Mindfulness-based meditation could lessen some symptoms associated with cancer in teens, scientists say.
Mindfulness-based meditation focuses on the present moment and the connection between the mind and body.
In a new study, researchers at the University of Montreal and its affiliated CHU Sainte-Justine children's hospital asked 13 adolescents with cancer to complete questionnaires covering mood (positive and negative emotions, anxiety and depression), sleep and quality of life.
The group was divided in two: a first group of eight adolescents were offered eight mindfulness-based meditation sessions and the remaining five adolescents in the control group were put on a wait-list.
The eight sessions were 90 minutes long and took place weekly. After the last meditation session, patients from both groups filled out the same questionnaires a second time.

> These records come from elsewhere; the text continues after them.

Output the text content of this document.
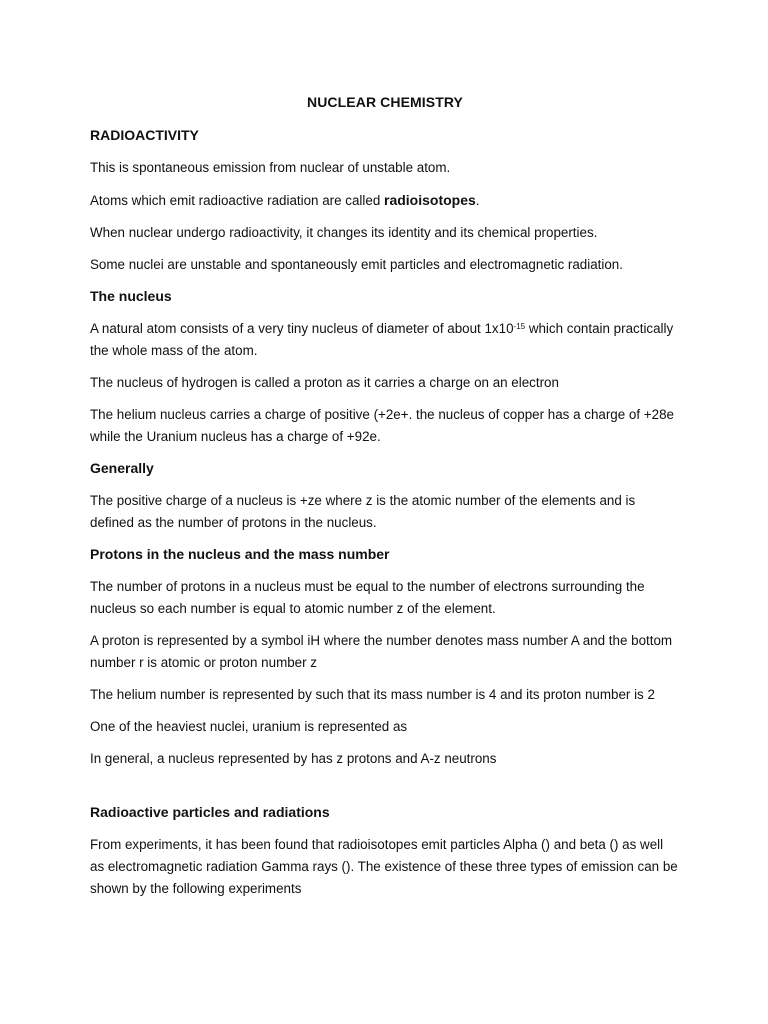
NUCLEAR CHEMISTRY
RADIOACTIVITY

This is spontaneous emission from nuclear of unstable atom.

Atoms which emit radioactive radiation are called radioisotopes.

When nuclear undergo radioactivity, it changes its identity and its chemical properties.

Some nuclei are unstable and spontaneously emit particles and electromagnetic radiation.

The nucleus

A natural atom consists of a very tiny nucleus of diameter of about $1x10^{-15}$ which contain practically the whole mass of the atom.

The nucleus of hydrogen is called a proton as it carries a charge on an electron

The helium nucleus carries a charge of positive (+2e+. the nucleus of copper has a charge of +28e while the Uranium nucleus has a charge of +92e.

Generally

The positive charge of a nucleus is +ze where z is the atomic number of the elements and is defined as the number of protons in the nucleus.

Protons in the nucleus and the mass number

The number of protons in a nucleus must be equal to the number of electrons surrounding the nucleus so each number is equal to atomic number z of the element.

A proton is represented by a symbol iH where the number denotes mass number A and the bottom number r is atomic or proton number z

The helium number is represented by such that its mass number is 4 and its proton number is 2

One of the heaviest nuclei, uranium is represented as

In general, a nucleus represented by has z protons and A-z neutrons

Radioactive particles and radiations

From experiments, it has been found that radioisotopes emit particles Alpha () and beta () as well as electromagnetic radiation Gamma rays (). The existence of these three types of emission can be shown by the following experiments
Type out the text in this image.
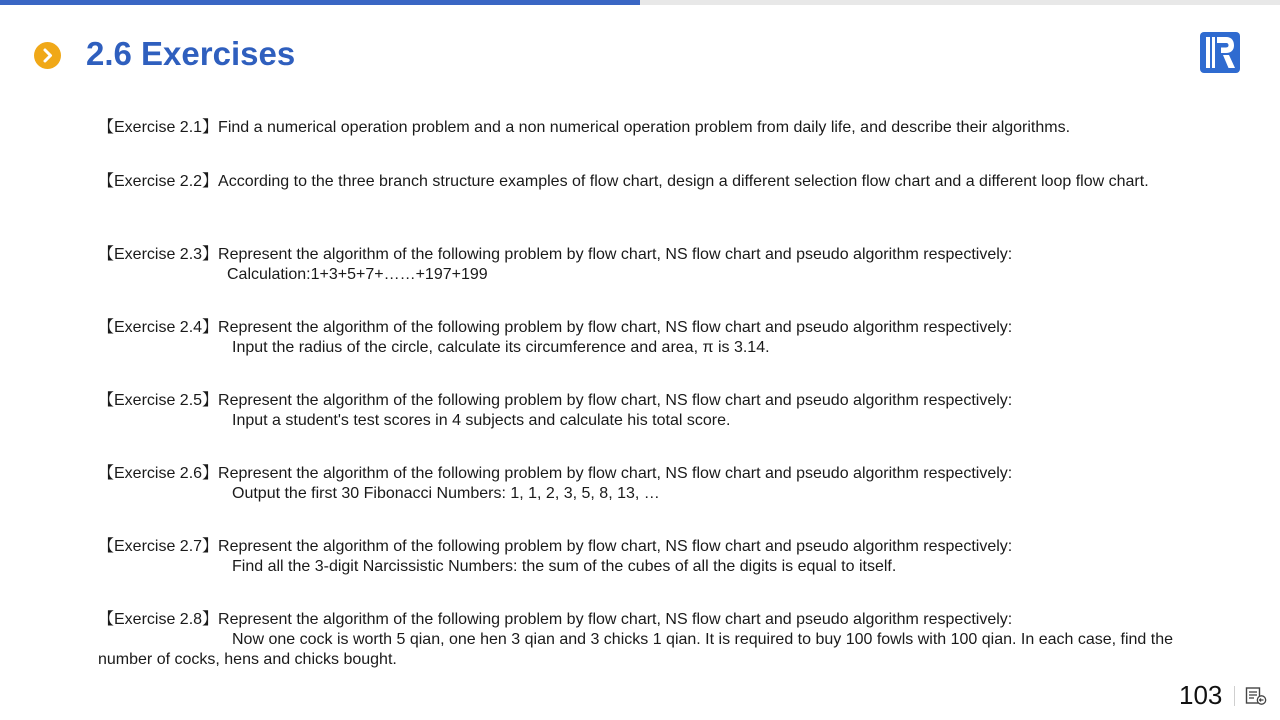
2.6 Exercises
【Exercise 2.1】Find a numerical operation problem and a non numerical operation problem from daily life, and describe their algorithms.
【Exercise 2.2】According to the three branch structure examples of flow chart, design a different selection flow chart and a different loop flow chart.
【Exercise 2.3】Represent the algorithm of the following problem by flow chart, NS flow chart and pseudo algorithm respectively:
Calculation:1+3+5+7+……+197+199
【Exercise 2.4】Represent the algorithm of the following problem by flow chart, NS flow chart and pseudo algorithm respectively:
Input the radius of the circle, calculate its circumference and area, π is 3.14.
【Exercise 2.5】Represent the algorithm of the following problem by flow chart, NS flow chart and pseudo algorithm respectively:
Input a student's test scores in 4 subjects and calculate his total score.
【Exercise 2.6】Represent the algorithm of the following problem by flow chart, NS flow chart and pseudo algorithm respectively:
Output the first 30 Fibonacci Numbers: 1, 1, 2, 3, 5, 8, 13, …
【Exercise 2.7】Represent the algorithm of the following problem by flow chart, NS flow chart and pseudo algorithm respectively:
Find all the 3-digit Narcissistic Numbers: the sum of the cubes of all the digits is equal to itself.
【Exercise 2.8】Represent the algorithm of the following problem by flow chart, NS flow chart and pseudo algorithm respectively:
Now one cock is worth 5 qian, one hen 3 qian and 3 chicks 1 qian. It is required to buy 100 fowls with 100 qian. In each case, find the number of cocks, hens and chicks bought.
103
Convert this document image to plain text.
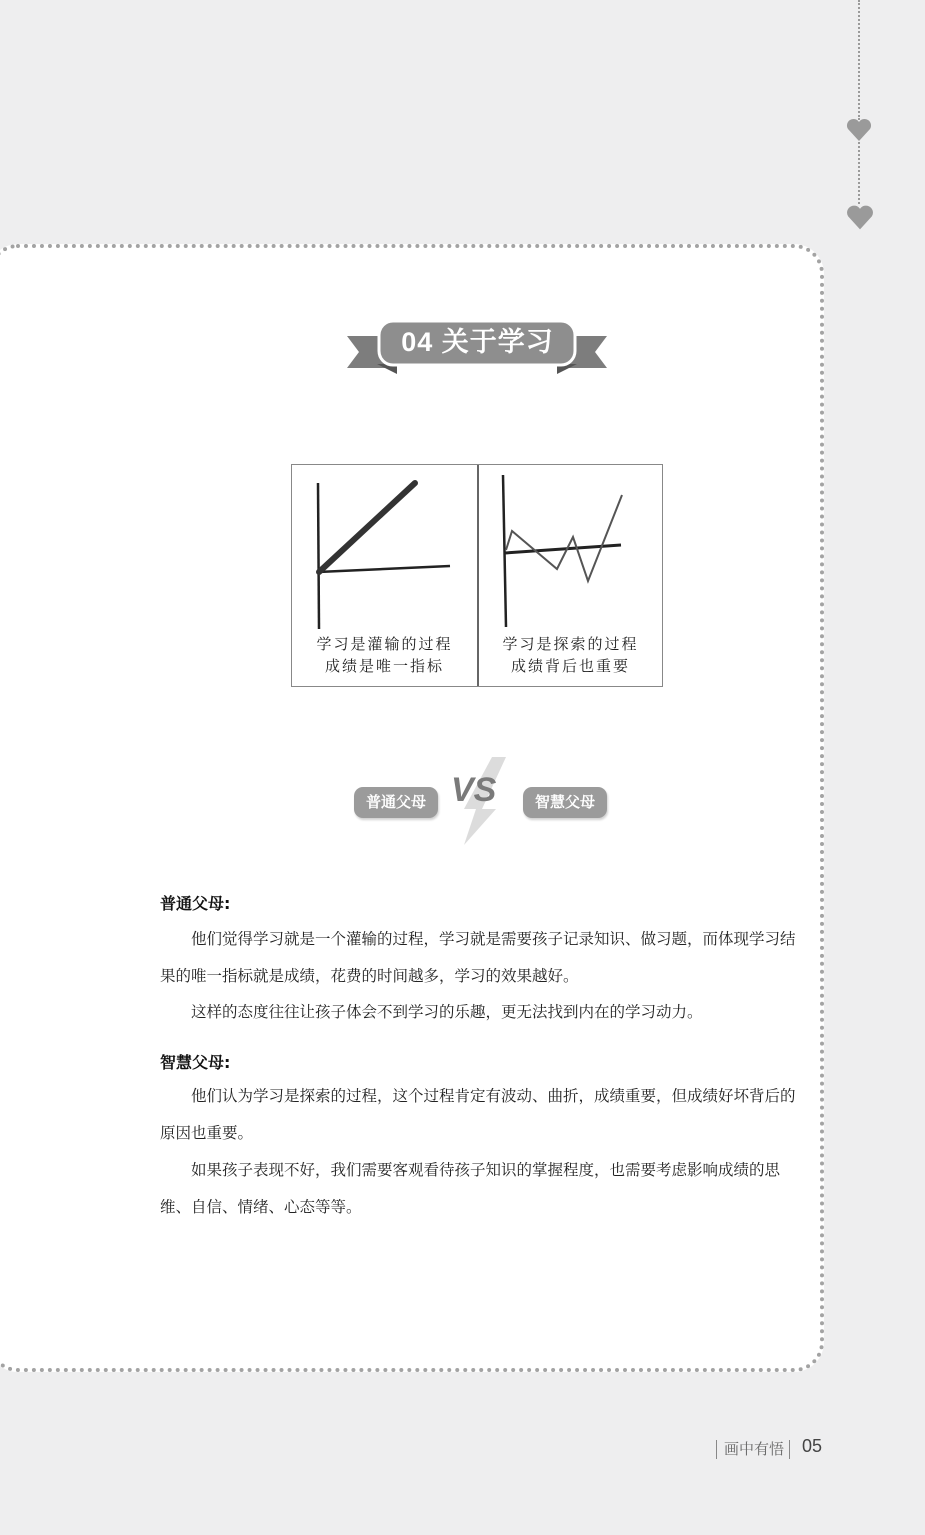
04 关于学习
学习是灌输的过程
成绩是唯一指标
学习是探索的过程
成绩背后也重要
普通父母 VS	智慧父母
普通父母:
他们觉得学习就是一个灌输的过程，学习就是需要孩子记录知识、做习题，而体现学习结果的唯一指标就是成绩，花费的时间越多，学习的效果越好。
这样的态度往往让孩子体会不到学习的乐趣，更无法找到内在的学习动力。
智慧父母:
他们认为学习是探索的过程，这个过程肯定有波动、曲折，成绩重要，但成绩好坏背后的原因也重要。
如果孩子表现不好，我们需要客观看待孩子知识的掌握程度，也需要考虑影响成绩的思维、自信、情绪、心态等等。
画中有悟 05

"We analysed differences in mood, sleep and quality of life scores for each participant and then between each group to evaluate if mindfulness sessions had a greater impact than the simple passage of time," said Catherine Malboeuf-Hurtubise of the University of Montreal's Department of Psychology.
"We found that teenagers that participated in the mindfulness group had lower scores in depression after our 8 sessions.
"Girls from the mindfulness group reported sleeping better. We also noticed that they developed mindfulness skills to a greater extent than boys during the sessions," Malboeuf-Hurtubise said.
"Our results suggest that mindfulness sessions could be helpful in improving mood and sleep in teenagers with cancer, as previous oncology research suggests with adults," she said.
Differences between both groups were not large enough for the researchers to impute observed benefits solely to the mindfulness component of the sessions.
"The social support provided to the adolescents in the mindfulness group could possibly explain observed benefits on mood and sleep," Malboeuf-Hurtubise said.
"Nonetheless, mindfulness-based interventions for teenagers with cancer appear as a promising option to lighten psychological inconveniences of living with cancer," she said.